Architectural Assistant Mirabell Schmidt completed her Masters of Architecture degree at the University of Westminster in 2018. She joined Bryden Wood shortly thereafter and now returns to her alma mater to help crit the next generation of architects. We caught up with her to find out about her involvement in the Westminster program as well as to get her take on what young architects can learn from this seemingly daunting practice. 

BW: How did you get involved with the University of Westminster's crit program and what do you enjoy about being involved?
M: As I studied at Westminster for both my undergraduate and postgraduate degree, I have come to know some of the tutors quite well. On top of this, when studying for my Masters degree, I worked as a PAL (Peer Assisted Learning) assistant for undergraduate students. This is a new initiative set up by Westminster, which involves older students helping teach the younger ones. I assisted in sketching workshops, tutorials, formal reviews as well as crits and certain presentations for year 1 undergraduate architecture and interior architecture students. As a result of my experience, I have on two occasions since graduating been asked to help out at crits as part of the panel. I really enjoy the experience and am very grateful to be given the opportunity to attend. Even though I am there to help the students, I don't think it is only about them benefiting from the experience. I believe it is hugely important for architects to stay involved in architectural education, not only in order to help tutor the next generation of architects, but also to take inspiration, ideas and thought processes from student work back into real world practice. At University we are encouraged to create provoking, abstract, sensitive, conceptual and sometimes impossible design briefs and projects, testing the limits of the designer and the possibilities of architecture; skills that should never be forgotten.
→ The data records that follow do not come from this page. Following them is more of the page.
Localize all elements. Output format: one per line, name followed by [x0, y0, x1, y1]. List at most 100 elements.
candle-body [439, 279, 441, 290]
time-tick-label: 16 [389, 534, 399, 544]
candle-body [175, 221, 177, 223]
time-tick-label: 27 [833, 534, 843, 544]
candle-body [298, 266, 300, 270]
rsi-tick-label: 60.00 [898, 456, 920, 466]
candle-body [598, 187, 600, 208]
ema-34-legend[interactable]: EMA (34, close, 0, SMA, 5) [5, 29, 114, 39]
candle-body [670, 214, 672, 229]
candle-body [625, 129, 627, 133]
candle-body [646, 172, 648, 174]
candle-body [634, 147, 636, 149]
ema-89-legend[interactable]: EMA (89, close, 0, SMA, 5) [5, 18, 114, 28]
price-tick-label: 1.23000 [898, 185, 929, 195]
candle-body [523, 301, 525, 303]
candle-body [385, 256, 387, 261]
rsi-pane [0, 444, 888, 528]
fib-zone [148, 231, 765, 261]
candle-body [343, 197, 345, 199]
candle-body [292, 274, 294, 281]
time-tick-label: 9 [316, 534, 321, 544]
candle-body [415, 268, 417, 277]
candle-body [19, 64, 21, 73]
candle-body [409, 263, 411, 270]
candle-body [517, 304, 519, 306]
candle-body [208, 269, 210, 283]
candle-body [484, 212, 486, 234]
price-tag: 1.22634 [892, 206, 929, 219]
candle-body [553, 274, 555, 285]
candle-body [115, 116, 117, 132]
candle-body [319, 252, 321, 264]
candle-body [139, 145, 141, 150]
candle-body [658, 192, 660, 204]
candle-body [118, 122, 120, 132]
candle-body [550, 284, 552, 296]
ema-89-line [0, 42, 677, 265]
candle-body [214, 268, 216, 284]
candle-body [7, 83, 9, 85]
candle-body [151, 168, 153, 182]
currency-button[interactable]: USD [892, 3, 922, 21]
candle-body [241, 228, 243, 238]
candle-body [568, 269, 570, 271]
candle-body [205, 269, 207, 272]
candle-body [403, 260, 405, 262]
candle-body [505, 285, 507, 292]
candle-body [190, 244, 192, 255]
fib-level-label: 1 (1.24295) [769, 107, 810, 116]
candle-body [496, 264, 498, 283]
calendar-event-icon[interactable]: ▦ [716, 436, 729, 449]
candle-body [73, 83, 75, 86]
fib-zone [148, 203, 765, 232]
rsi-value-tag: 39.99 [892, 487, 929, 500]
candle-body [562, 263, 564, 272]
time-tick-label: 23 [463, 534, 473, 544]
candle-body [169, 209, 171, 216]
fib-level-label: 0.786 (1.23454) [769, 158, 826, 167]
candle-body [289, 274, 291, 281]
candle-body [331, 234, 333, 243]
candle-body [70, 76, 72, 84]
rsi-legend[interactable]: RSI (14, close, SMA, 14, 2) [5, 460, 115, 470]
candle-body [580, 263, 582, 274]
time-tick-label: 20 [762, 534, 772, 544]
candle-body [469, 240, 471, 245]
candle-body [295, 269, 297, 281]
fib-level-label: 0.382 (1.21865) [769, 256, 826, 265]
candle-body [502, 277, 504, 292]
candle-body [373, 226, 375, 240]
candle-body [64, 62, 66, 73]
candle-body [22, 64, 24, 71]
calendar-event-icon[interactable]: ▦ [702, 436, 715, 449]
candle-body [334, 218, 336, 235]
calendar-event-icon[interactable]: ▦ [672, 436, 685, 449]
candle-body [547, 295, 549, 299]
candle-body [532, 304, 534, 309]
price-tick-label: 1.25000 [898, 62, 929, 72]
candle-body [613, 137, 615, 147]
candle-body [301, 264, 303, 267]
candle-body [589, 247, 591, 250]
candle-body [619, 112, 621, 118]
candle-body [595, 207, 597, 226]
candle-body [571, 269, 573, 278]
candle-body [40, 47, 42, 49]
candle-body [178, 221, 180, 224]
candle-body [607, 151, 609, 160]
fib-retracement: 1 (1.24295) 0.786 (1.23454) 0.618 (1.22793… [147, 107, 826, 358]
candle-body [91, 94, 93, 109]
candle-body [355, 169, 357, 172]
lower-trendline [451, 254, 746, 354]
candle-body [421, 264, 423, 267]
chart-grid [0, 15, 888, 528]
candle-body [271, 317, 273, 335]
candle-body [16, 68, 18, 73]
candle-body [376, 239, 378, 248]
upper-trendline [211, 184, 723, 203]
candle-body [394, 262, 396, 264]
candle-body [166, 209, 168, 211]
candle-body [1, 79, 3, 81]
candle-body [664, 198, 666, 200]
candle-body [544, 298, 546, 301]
BW: What and who does a crit typically involve?
M: A crit involves the students individually presenting their design work project to a panel of critics. The panel is typically made up of their tutors, visiting tutors from either the same university or another one, external academics, recent graduates and other external people working in or somehow involved in design, architecture or the built environment. The student pins up all their printed sheets on the wall and is then given a set amount of time to explain their work, the design process, the inspiration and their proposal, which is then followed by feedback by the panel and a critical discussion on how to push the project forward and improve it.

BW: What areas are assessed?
M: The students are primarily assessed on their ability to critically develop a design brief, analyse and propose a solution, which responds to the needs of the users and society. On top of this, it is also important to develop a successful and clear way of explaining and presenting their ideas through a range of media, such as drawings, sketches, models and collages as well as through verbal presentation.

BW: When you participated in crits as a student, what were the benefits of them and how did they help your development as an architect/designer?
M: Thinking back, I actually think one incredibly important benefit was learning that sometimes you need to step back from your work in order to take it forwards, not only physically by pinning up your work on the wall and watching it from a distance, but also through bouncing ideas off other people and understanding great design comes out of discussions and talking to others, whether they are your tutors, strangers, friends or family. It is easy, especially as a student only recently starting your journey in architecture, to get stuck by working hard on your own and only relying on yourself in improving your design work. This is when the crits force you to step out of your own 'bubble' and explain your thought processes and ideas to others. As a result, you will understand its weaknesses and strengths and gain the insight of your critics from an outside view; things that might be obvious but as you have been too close to your own work, you have failed to see yourself. After having experienced a number of crits, you will become increasingly independent in seeing your work through other people's points of views. This has definitely helped me develop into a better designer; allowing yourself to be critical and realising this critical mindset is what will make you a better designer.

BW: What's the worse thing about them?
M: Crits can definitely cause a lot of stress and nervosity, but as you go through your studies you start getting used to the format of presenting your work and understand what is expected of you, which makes the experience much more enjoyable and rewarding. Students sometimes wrongly think of crits as an occasion for your tutors to tell you everything you've done wrong, but should instead be seen as an opportunity to discuss the project and its aims objectively. 

BW: What one piece of advice would you give to an architecture student prepping for their crit?
M: I would probably say it's incredibly important to have a plan on how you will be presenting your work. Don't forget you will be presenting in front of people who may have never seen your work before, so be clear and to the point. It's also really important to keep an open mind to any feedback you might get. It's easy to get defensive when you're being critted because at that time you define yourself through your project (having worked on it consistently for weeks and weeks, often losing sleep to get those drawings finished), but a crit is not there to judge you and your worth but to ultimately make you a better architect.